On September 6, 1977, NASA launched its Voyager 1 spacecraft. In 1990, after passing the orbits of Pluto and Neptune, NASA used their on-board cameras to look back toward Earth and snap a photograph.
This is what they received:

The bands of light seen here are due to sunlight being scattered by the camera’s optics, but look closely at the right-most band of light. See that tiny blue dot?
That’s us.
Carl Sagan:
Look again at that dot. That’s here, that’s home, that’s us. On it everyone you love, everyone you know, everyone you ever heard of, every human being who ever was, lived out their lives. The aggregate of our joy and suffering, thousands of confident religions, ideologies, and economic doctrines, every hunter and forager, every hero and coward, every creator and destroyer of civilization, every king and peasant, every young couple in love, every mother and father, hopeful child, inventor and explorer, every teacher of morals, every corrupt politician, every “superstar,” every “supreme leader,” every saint and sinner in the history of our species lived there – on a mote of dust suspended in a sunbeam.
The Earth is a very small stage in a vast cosmic arena. Think of the rivers of blood spilled by all those generals and emperors so that, in glory and triumph, they could become the momentary masters of a fraction of a dot. Think of the endless cruelties visited by the inhabitants of one corner of this pixel on the scarcely distinguishable inhabitants of some other corner, how frequent their misunderstandings, how eager they are to kill one another, how fervent their hatreds.

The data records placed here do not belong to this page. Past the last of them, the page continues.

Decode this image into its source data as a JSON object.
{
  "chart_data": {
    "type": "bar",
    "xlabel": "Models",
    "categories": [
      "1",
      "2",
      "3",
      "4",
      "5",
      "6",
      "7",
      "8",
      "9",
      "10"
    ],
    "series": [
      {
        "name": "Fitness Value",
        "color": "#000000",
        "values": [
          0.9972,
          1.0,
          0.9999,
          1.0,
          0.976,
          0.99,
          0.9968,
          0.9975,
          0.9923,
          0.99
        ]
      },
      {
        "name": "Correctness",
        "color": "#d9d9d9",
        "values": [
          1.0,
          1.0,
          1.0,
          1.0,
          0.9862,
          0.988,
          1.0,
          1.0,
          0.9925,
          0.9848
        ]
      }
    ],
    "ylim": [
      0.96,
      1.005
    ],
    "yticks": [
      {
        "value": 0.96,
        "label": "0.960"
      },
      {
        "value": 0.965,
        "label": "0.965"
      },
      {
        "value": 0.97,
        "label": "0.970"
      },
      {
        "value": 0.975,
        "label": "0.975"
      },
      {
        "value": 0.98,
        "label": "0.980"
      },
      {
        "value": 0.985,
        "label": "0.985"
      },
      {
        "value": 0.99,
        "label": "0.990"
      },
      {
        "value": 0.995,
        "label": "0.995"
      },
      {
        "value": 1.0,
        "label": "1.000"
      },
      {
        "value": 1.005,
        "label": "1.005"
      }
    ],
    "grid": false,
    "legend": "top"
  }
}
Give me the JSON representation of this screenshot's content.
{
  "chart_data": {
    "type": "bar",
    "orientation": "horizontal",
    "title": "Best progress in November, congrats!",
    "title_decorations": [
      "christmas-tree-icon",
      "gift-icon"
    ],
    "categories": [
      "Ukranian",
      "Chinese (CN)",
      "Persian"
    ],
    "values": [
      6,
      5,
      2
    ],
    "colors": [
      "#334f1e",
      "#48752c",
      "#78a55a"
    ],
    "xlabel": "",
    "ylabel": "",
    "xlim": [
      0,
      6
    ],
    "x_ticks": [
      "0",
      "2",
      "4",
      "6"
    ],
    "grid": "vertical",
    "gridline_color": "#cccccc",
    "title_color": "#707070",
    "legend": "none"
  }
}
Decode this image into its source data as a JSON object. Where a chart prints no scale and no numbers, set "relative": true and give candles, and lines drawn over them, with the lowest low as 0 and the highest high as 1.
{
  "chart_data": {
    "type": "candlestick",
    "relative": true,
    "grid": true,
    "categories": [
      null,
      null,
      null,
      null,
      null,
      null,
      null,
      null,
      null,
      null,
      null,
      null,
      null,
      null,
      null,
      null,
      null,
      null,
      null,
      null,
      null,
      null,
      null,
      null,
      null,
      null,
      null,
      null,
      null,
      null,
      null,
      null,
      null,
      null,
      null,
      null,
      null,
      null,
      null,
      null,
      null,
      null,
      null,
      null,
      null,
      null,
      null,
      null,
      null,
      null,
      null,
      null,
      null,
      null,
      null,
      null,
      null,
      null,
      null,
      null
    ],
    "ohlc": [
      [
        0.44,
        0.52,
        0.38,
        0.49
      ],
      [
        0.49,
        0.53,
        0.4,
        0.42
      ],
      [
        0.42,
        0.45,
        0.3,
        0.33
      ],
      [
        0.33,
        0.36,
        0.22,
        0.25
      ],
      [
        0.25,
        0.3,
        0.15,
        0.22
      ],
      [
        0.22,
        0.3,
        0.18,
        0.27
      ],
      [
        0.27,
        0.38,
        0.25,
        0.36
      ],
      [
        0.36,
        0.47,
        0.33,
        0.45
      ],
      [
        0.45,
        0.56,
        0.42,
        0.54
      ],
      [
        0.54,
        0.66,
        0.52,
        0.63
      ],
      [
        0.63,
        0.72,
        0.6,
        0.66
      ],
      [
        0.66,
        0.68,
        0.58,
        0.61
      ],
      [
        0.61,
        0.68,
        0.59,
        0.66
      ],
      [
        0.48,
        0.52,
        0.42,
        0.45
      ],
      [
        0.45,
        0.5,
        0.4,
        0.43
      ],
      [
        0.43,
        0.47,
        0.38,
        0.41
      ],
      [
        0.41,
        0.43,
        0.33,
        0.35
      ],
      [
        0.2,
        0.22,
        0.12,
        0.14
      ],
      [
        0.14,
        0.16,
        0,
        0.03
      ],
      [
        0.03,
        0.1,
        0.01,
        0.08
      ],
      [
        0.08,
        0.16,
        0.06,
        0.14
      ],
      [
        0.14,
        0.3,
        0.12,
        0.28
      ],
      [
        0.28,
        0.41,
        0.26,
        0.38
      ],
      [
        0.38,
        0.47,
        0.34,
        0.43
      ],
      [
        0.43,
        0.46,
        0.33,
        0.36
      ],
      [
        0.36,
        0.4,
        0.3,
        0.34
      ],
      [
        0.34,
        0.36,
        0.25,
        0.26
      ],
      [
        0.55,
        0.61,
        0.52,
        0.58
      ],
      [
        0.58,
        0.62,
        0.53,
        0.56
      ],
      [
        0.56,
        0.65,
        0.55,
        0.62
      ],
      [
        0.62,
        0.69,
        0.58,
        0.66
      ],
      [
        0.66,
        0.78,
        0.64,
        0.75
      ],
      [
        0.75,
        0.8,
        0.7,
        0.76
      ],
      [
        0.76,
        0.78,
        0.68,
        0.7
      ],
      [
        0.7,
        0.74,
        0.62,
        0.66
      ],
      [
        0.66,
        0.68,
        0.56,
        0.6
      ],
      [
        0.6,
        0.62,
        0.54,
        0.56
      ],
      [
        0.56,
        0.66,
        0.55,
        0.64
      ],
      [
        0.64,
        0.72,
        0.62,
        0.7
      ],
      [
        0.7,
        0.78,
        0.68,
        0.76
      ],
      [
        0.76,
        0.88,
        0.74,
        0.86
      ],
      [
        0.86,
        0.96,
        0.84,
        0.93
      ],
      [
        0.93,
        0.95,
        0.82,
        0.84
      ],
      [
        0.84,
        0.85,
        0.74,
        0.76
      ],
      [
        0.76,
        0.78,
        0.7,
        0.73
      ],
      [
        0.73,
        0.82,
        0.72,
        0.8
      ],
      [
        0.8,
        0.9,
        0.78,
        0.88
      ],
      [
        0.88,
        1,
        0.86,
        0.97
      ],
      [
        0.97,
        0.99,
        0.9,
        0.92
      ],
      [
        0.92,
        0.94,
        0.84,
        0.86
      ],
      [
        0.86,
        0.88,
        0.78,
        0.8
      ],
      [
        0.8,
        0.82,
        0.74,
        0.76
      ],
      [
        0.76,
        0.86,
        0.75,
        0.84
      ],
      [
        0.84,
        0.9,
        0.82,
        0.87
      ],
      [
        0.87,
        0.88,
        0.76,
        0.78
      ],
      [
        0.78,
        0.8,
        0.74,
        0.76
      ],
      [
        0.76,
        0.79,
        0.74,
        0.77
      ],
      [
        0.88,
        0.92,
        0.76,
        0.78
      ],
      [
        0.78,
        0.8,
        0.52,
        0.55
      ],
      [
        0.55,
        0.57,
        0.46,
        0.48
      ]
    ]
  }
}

Our posturings, our imagined self-importance, the delusion that we have some privileged position in the Universe, are challenged by this point of pale light. Our planet is a lonely speck in the great enveloping cosmic dark. In our obscurity, in all this vastness, there is no hint that help will come from elsewhere to save us from ourselves.
The Earth is the only world known so far to harbor life. There is nowhere else, at least in the near future, to which our species could migrate. Visit, yes. Settle, not yet. Like it or not, for the moment the Earth is where we make our stand.
It has been said that astronomy is a humbling and character-building experience. There is perhaps no better demonstration of the folly of human conceits than this distant image of our tiny world. To me, it underscores our responsibility to deal more kindly with one another, and to preserve and cherish the pale blue dot, the only home we’ve ever known.
On March 27th, 2010, at 8:30 PM CDT, I’ll be participating in Earth Hour 2010. My wife and I will invite a few friends over, turn off the non-essential electronics in our home, light a few candles, and probably play a game or two of Catan. What will you do?
For a glimpse at some of the world’s most famous landmarks “going dark” during last year’s event, check out this collection of photographs from The Big Picture.
The goal of this event is to raise awareness for our role is perceived as man-made global warming, but it’s also an excuse to have some close friends over for an evening of fellowship.